Выбрать главу

А с остальным делай что можешь.

Хусто обрезает последние неровные кусочки, складывая один на другой. Он находит почти неразличимый изъян. Большинство поваров в подобной ситуации инстинктивно спрятали бы менее привлекательный кусочек под идеальным. Продукты стоят денег. Больших денег.

Но Хусто не таков.

— Это все равно что носить чистую одежду поверх грязного белья, — говорит он без малейшей иронии. Неудовлетворительный кусочек отправляется в мусорное ведро.

Время — без четверти девять, и скаты уже готовы. Стол снова моют, ножи тоже. Скатов несут наверх. На разделочной доске появляется огромный тунец. Хусто снимает с рыбы кожу и показывает мне, где находится одна-единственная мягкая, надежно спрятанная кость.

— Слишком острый нож? Ты разрежешь кость и даже не заметишь.

«Городской урожай» получит едва ли не большую часть этой весьма дорогой рыбы. Хусто не нравится участок возле хвоста, и он быстро отсекает почти четверть туши. Рыбу разделывают, как для суши. Ни темных мембран, ни разлохмаченных краев. Только центральное филе. Хусто быстро разделяет его на четыре идеальных бруска, а потом, не колеблясь, режет их на кусочки, которым затем придает форму медальона. Он работает как машина. Совершенно одинаковые порции, похожие на хлебную нарезку, падают на доску. Они равны в длину и в ширину, одного веса. Хусто буквально извиняется за то, что на доске остается еще огромный кусок прекрасного мяса, отвергнутый не из-за качества, а из-за размера. После обрезки он, вероятно, обойдется ресторану в двадцать пять долларов за фунт.

— Трудно сбалансировать пригодное и непригодное, — признает он.

Четверть десятого — и Хусто вываливает в раковину огромное количество морских чертей.

Это — скользкие уродливые морские создания. Они невероятные вкусные — нужно только снять склизкую кожу и удалить розовое и красное.

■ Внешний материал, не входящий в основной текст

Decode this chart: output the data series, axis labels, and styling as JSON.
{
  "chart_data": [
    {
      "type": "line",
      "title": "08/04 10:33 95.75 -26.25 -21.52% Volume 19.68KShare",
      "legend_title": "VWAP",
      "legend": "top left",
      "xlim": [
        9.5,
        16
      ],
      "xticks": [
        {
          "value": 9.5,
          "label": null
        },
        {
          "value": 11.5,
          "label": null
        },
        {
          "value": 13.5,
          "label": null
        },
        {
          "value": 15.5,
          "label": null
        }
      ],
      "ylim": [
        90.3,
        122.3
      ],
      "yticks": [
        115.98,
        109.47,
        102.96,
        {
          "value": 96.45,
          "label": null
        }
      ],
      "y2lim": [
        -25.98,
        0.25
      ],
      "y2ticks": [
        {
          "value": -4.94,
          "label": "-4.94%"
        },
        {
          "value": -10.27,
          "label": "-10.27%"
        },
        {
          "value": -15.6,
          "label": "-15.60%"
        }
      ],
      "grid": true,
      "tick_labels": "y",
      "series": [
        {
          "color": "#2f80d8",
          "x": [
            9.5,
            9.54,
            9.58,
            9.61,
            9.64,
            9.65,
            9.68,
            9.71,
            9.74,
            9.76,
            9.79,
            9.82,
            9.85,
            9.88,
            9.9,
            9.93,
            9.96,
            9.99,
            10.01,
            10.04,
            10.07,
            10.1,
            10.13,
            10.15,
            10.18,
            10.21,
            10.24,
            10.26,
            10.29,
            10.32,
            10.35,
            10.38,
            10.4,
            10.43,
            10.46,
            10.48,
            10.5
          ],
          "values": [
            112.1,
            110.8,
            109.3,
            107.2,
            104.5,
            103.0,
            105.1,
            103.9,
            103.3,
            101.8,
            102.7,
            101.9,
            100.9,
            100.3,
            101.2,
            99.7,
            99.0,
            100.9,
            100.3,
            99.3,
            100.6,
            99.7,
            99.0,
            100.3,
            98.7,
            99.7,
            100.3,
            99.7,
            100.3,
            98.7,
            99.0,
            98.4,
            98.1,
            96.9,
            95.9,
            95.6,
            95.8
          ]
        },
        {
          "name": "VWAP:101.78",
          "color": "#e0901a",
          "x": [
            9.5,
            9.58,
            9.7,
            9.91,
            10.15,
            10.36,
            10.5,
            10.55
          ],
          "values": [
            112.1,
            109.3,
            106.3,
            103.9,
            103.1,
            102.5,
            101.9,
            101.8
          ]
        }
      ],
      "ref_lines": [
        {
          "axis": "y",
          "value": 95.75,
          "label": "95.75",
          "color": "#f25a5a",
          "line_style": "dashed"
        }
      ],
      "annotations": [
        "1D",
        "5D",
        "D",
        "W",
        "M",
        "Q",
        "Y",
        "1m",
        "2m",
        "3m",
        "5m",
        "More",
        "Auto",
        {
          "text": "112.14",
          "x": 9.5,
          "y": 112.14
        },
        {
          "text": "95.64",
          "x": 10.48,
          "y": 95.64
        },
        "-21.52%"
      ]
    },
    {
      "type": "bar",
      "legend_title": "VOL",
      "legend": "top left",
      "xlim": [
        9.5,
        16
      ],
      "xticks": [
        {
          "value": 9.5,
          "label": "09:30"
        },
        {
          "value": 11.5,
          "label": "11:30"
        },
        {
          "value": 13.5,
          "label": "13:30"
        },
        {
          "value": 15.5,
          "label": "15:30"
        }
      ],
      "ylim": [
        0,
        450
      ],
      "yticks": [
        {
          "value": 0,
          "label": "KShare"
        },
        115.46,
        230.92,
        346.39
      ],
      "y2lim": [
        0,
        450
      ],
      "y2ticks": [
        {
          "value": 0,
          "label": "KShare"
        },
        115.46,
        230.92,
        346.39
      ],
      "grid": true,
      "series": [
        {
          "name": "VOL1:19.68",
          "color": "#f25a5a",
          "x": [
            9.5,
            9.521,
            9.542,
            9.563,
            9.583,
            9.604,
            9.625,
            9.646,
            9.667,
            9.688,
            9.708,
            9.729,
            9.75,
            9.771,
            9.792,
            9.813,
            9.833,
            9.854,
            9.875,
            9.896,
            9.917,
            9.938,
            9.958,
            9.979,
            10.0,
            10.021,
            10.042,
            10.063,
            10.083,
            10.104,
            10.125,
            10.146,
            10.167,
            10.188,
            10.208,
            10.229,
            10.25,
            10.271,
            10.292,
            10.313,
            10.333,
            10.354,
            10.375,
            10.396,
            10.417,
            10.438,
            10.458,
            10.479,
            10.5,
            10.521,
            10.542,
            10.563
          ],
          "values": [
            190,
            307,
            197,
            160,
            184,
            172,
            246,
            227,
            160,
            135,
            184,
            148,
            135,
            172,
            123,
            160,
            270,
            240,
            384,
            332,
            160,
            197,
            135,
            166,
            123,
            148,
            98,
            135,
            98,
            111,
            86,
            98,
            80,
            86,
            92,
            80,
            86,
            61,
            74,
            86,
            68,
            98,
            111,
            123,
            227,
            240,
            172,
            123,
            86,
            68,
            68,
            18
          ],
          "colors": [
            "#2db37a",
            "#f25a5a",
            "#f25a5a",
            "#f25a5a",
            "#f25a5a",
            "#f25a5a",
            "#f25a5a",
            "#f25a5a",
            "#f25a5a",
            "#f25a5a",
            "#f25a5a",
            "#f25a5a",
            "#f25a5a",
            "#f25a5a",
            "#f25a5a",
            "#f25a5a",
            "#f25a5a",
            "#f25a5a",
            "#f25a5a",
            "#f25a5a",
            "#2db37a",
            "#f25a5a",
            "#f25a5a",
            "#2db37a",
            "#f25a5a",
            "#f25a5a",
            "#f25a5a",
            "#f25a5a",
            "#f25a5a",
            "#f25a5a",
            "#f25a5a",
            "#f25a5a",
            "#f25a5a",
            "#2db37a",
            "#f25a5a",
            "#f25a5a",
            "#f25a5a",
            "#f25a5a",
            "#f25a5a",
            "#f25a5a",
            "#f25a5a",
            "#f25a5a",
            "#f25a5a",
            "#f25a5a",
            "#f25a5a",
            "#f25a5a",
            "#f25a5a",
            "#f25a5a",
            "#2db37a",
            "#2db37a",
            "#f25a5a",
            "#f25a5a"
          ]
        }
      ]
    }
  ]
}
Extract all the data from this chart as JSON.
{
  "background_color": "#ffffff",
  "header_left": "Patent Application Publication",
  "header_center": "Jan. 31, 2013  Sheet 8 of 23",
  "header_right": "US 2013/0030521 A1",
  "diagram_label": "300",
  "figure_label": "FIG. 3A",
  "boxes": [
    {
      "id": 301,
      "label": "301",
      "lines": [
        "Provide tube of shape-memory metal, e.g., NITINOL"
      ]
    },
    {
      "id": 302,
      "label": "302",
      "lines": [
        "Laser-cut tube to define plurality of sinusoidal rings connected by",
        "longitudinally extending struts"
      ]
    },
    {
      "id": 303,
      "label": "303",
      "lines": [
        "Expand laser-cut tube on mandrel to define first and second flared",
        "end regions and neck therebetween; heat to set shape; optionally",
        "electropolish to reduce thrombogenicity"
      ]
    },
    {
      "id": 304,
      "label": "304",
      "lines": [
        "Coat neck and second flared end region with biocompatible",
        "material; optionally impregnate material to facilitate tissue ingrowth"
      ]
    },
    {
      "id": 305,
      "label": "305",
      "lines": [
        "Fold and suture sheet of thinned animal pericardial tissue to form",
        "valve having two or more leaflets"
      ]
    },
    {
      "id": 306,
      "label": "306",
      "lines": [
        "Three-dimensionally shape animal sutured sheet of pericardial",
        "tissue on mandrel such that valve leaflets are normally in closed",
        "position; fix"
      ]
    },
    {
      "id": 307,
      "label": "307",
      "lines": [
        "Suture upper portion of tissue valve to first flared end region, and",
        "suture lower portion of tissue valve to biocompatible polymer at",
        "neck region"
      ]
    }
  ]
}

— Этот нож — только для них, — говорит Хусто, извлекая длинный нож, который некогда, вероятно, был самым обыкновенным, но за годы использования стал тонким и извилистым. Как только мясо срезано с костей — одно филе за раз, — Хусто берет рыбу за хвост и проводит гибким ножом вдоль тела, снимая кожу. Легким движением он срезает все розовое и красное.

В комнате царит абсолютная тишина, и я спрашиваю, не слушает ли он музыку за работой.

Хусто энергично трясет головой:

— Я должен сосредоточиться.

Музыка отвлекает, и он может порезаться. Это не так уж страшно для него, но губительно для продукта.

— Не хочу, чтобы на рыбу попала кровь. Я тут не дурака валяю. Я работаю быстро, потому что я расслаблен и ни о чем не думаю.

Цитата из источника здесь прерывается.